Our organization’s mission is to spread awareness of the power of evolution to as many people as possible, and “evolving their understanding” of this powerful process. This proceeds through a two-part plan:

  • General Public Outreach: Inform the general public about how evolution is relevant to them and why it is important to understand its concepts. We will do so by citing examples of potential ways directed evolution can improve our society, and how understanding evolution can lead to better understanding our planet, other people, and ourselves.

  • Scientific Outreach: Directed evolution has the potential to vastly speed up the work that scientists perform on a day to day basis, from biologists to even chemists, climate scientists, and material scientists. We plan to outreach to scientists to inform them of the latest in directed evolution technology so they don’t fall behind the curve, and can implement its procedures to accelerate their groundbreaking work.

Our Outreach Mission
What the Research Says

Our Members

  • John Wycliff

    FOUNDER

    John Wycliff researched directed evolution as part of an internship in college and became instantly enamored with the subject. Later, during his Master’s degree work in a biology lab researching the mechanism of chaperone proteins (small proteins that help fold amino acid sequences into fully functional proteins), he was shocked to find that his coworkers knew little of directed evolution. John, feeling it could accelerate their work, introduced directed evolution to them.
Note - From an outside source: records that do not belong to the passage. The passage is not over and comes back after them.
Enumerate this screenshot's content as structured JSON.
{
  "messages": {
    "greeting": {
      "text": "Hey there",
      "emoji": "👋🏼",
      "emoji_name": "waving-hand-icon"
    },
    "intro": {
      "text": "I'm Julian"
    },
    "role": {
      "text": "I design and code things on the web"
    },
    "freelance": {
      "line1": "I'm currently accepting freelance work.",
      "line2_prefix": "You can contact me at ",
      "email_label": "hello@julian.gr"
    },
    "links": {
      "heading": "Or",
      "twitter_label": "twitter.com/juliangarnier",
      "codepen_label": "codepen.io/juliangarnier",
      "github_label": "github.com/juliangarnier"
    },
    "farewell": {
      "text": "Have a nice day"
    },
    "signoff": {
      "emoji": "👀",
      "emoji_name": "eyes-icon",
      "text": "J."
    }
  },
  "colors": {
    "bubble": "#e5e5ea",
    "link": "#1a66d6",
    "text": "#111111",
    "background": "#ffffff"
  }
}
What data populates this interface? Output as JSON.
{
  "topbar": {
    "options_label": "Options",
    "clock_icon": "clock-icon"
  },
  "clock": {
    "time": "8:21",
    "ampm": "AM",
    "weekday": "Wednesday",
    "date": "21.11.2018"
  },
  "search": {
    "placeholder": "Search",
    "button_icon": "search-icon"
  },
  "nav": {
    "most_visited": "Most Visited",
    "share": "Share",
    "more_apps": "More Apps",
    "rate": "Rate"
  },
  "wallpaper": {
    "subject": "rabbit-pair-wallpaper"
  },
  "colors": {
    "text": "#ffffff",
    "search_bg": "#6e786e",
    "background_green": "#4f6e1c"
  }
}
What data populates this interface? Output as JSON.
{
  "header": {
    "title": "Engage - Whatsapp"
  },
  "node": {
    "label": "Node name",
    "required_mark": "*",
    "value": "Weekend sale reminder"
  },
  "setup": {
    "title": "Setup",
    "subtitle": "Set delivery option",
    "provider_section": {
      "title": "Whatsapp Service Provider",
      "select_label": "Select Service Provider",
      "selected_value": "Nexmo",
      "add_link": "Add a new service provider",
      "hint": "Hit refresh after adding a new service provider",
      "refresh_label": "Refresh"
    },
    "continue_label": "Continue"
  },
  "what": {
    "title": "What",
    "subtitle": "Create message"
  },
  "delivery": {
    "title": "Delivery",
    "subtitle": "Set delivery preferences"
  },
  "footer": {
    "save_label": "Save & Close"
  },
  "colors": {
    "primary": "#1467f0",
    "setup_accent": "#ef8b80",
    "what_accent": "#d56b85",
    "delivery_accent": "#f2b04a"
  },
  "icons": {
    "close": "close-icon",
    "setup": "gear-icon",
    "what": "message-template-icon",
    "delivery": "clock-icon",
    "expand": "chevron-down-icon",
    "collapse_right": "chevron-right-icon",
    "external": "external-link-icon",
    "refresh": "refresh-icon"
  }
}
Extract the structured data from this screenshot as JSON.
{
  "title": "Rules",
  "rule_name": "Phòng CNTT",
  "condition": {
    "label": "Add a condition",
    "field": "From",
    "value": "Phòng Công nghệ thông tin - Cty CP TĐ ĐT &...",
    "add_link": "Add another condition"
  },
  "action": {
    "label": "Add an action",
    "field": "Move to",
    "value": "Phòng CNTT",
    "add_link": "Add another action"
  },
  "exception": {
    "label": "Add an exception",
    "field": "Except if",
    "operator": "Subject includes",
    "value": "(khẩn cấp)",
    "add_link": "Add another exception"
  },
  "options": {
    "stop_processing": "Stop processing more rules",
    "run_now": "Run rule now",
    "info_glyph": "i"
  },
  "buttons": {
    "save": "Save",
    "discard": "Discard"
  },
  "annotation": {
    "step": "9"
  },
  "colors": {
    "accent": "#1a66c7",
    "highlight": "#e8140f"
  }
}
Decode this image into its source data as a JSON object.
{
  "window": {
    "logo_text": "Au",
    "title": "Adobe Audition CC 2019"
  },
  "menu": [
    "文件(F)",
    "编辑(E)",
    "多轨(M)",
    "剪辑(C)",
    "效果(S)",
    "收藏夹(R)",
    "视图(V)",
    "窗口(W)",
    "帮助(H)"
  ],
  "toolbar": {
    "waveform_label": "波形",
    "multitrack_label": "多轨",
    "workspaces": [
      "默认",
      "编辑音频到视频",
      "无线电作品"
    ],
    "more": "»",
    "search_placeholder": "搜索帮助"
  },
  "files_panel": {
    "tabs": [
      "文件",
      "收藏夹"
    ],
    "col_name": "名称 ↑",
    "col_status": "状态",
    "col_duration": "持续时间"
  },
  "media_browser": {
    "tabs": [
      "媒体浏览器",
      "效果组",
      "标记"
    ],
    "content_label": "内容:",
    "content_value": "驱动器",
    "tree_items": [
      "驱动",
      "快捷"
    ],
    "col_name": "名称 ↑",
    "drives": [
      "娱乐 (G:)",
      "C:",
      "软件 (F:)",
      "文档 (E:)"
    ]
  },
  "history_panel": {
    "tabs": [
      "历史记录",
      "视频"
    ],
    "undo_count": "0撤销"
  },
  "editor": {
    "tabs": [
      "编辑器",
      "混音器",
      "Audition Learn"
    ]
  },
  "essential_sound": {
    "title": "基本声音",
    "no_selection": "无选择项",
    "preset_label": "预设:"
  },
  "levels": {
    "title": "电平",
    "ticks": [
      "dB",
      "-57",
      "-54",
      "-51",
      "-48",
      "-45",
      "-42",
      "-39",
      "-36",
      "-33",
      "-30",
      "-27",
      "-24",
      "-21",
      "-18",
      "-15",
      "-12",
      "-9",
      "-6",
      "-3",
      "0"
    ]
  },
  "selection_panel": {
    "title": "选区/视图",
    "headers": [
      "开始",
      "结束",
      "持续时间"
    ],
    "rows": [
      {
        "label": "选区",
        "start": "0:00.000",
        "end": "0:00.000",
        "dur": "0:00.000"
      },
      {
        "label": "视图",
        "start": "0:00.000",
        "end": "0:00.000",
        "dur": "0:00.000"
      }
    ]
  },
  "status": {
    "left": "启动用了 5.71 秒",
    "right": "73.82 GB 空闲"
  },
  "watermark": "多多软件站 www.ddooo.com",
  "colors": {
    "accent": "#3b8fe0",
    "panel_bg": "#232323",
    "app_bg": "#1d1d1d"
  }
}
The researchers were able to use directed evolution to essentially re-evolve the chaperones, allowing them to spot common patterns that allowed them to more easily deduce the mechanism of the chaperones. Seeing the impact of directed evolution on his own lab’s work, John felt called to bring it to other labs in the same way as he brought it to his own lab. Thus, he started Evolving Understanding so he could make a difference in the way people do research.

  • Lily Manders

    OUTREACH MANAGER

    Lily Manders decided to major in Evolutionary Biology while in college, fascinated by how evolution was able to generate the vastness of the diversity of life on Earth. She was surprised to learn while on an online forum one day that not many people cared for the subject of evolution, or remembered learning about it when they were in school. Seeking to make a difference, Lily decided to start outreach in her local neighborhood, educating people about the impact on their lives that understanding evolution could have. When she learned of John’s mission, they were quick to join forces and together they established their respective main components of Evolving Understanding’s mission. Lily currently serves as the Outreach Manager, in charge of the public outreach. She also is currently working on her own personal curriculum for teaching evolution rapidly which she calls “The Spark of Biology”.

  • John Ahnstad

    COMMUNICATIONS

    Jonathan “John” Ahnstad is the current director of communications. In this role, he creates the website material, presents the material to interested parties, and similar related tasks. John himself got his start in studying evolution during his Master’s degree in biology. His advisor’s lab was researching transposons (“jumping genes”) in E. coli to challenge the paradigm that mutations, which provide the variation that natural selection and genetic drift act upon, might not be completely random. John’s research contributed to this by analysis of the environmental and genetic situations that affected when a particular copy of a transposon would initiate a jump.